Reginald stood and snatched the stack of paper she held out to him. “You realize we do employ secretaries?”

“Yes. Tell Emily I’d like another pot of hot chocolate.”

“Right after I notify some of the staff that they’ll be taking a trip to the mountains.”

Lily slid her chair up to the desk and opened the file with rows of names listed in alphabetical order, management mingled with the most common of workers. It was no wonder McFarland’s company had gone under. The man clearly had no business sense.

Her gaze scanned down the first page. A name caught her attention, forcing her to reread the line.

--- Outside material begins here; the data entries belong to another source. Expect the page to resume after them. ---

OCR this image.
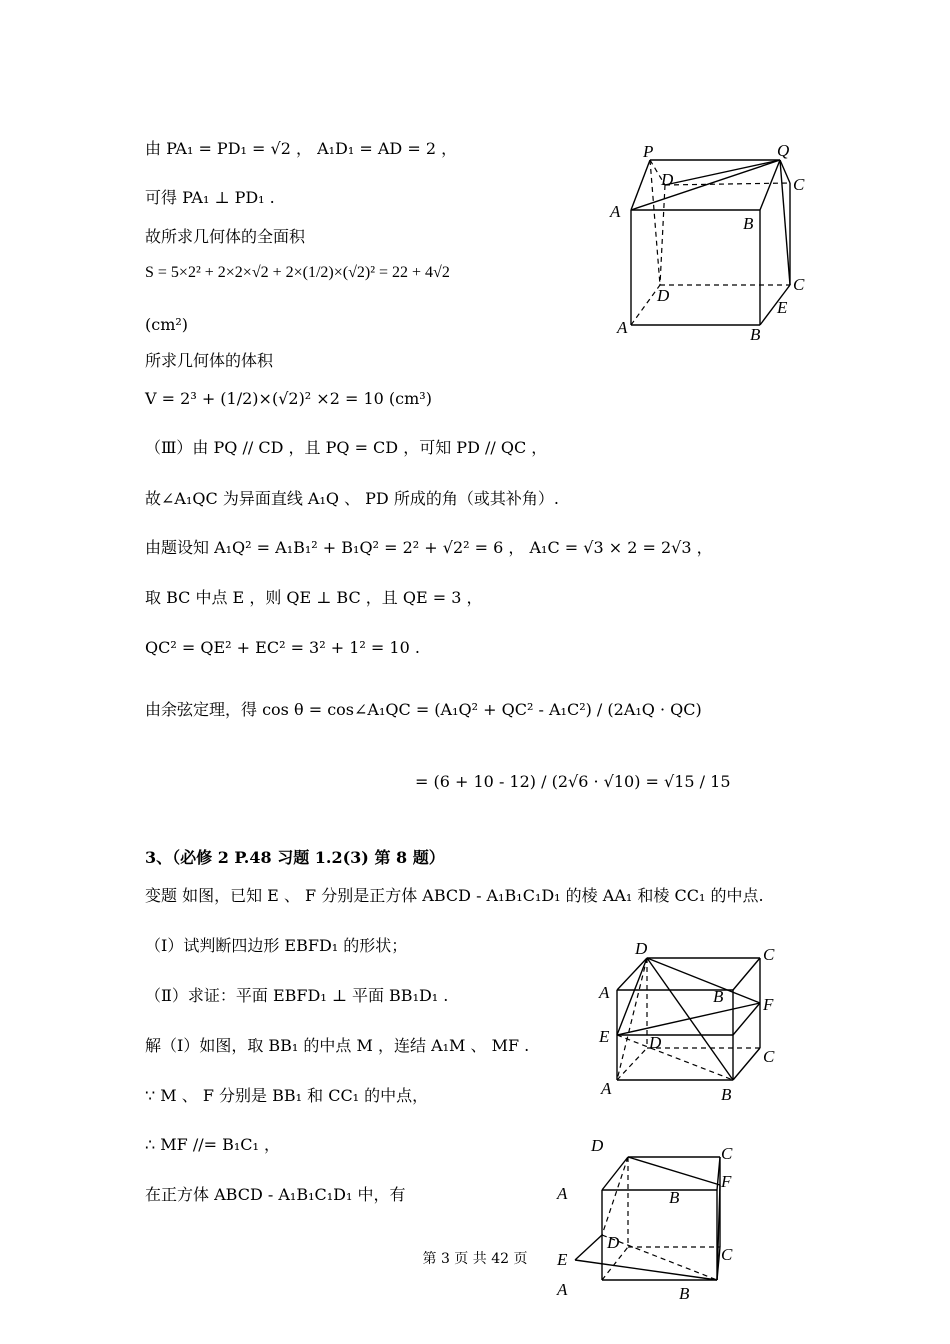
由 PA₁ = PD₁ = √2 ， A₁D₁ = AD = 2 ，
可得 PA₁ ⊥ PD₁ .
故所求几何体的全面积
S = 5×2² + 2×2×√2 + 2×(1/2)×(√2)² = 22 + 4√2
(cm²)
所求几何体的体积
V = 2³ + (1/2)×(√2)² ×2 = 10 (cm³)
（Ⅲ）由 PQ // CD ，且 PQ = CD ，可知 PD // QC ，
故∠A₁QC 为异面直线 A₁Q 、 PD 所成的角（或其补角）.
由题设知 A₁Q² = A₁B₁² + B₁Q² = 2² + √2² = 6 ， A₁C = √3 × 2 = 2√3 ，
取 BC 中点 E ，则 QE ⊥ BC ，且 QE = 3 ，
QC² = QE² + EC² = 3² + 1² = 10 .
由余弦定理，得 cos θ = cos∠A₁QC = (A₁Q² + QC² - A₁C²) / (2A₁Q · QC)
= (6 + 10 - 12) / (2√6 · √10) = √15 / 15
3、（必修 2 P.48 习题 1.2(3) 第 8 题）
变题 如图，已知 E 、 F 分别是正方体 ABCD - A₁B₁C₁D₁ 的棱 AA₁ 和棱 CC₁ 的中点.
（Ⅰ）试判断四边形 EBFD₁ 的形状；
（Ⅱ）求证：平面 EBFD₁ ⊥ 平面 BB₁D₁ .
解（Ⅰ）如图，取 BB₁ 的中点 M ，连结 A₁M 、 MF .
∵ M 、 F 分别是 BB₁ 和 CC₁ 的中点，
∴ MF //= B₁C₁ ，
在正方体 ABCD - A₁B₁C₁D₁ 中，有
P	Q
D	C
A
B
D
C
E
A	B
D	C
A	B F
E D
C
A	B
D	C
A	B
F
E
D
C
A	B
第 3 页 共 42 页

Barns, Juniper. Juniper Barns.

The name slapped across her senses like a razor strap. A name she’d heard over and over in her mind since she was twelve years old, since the night her father’s business partner had stood on the front porch of her childhood home in Missouri, holding a hat and a gun belt.

“I’m sorry, Rose. Red won’t be coming back. He was killed in Mason by a gunslinger named Juniper Barns. Gunned him down with those pearl-handled six-shooters.”

Her mother had been devastated. Folks had said the influenza had killed her a few weeks later, but Lily knew better. Rose Palmer had stopped living that night on the porch. She’d let the sickness take her.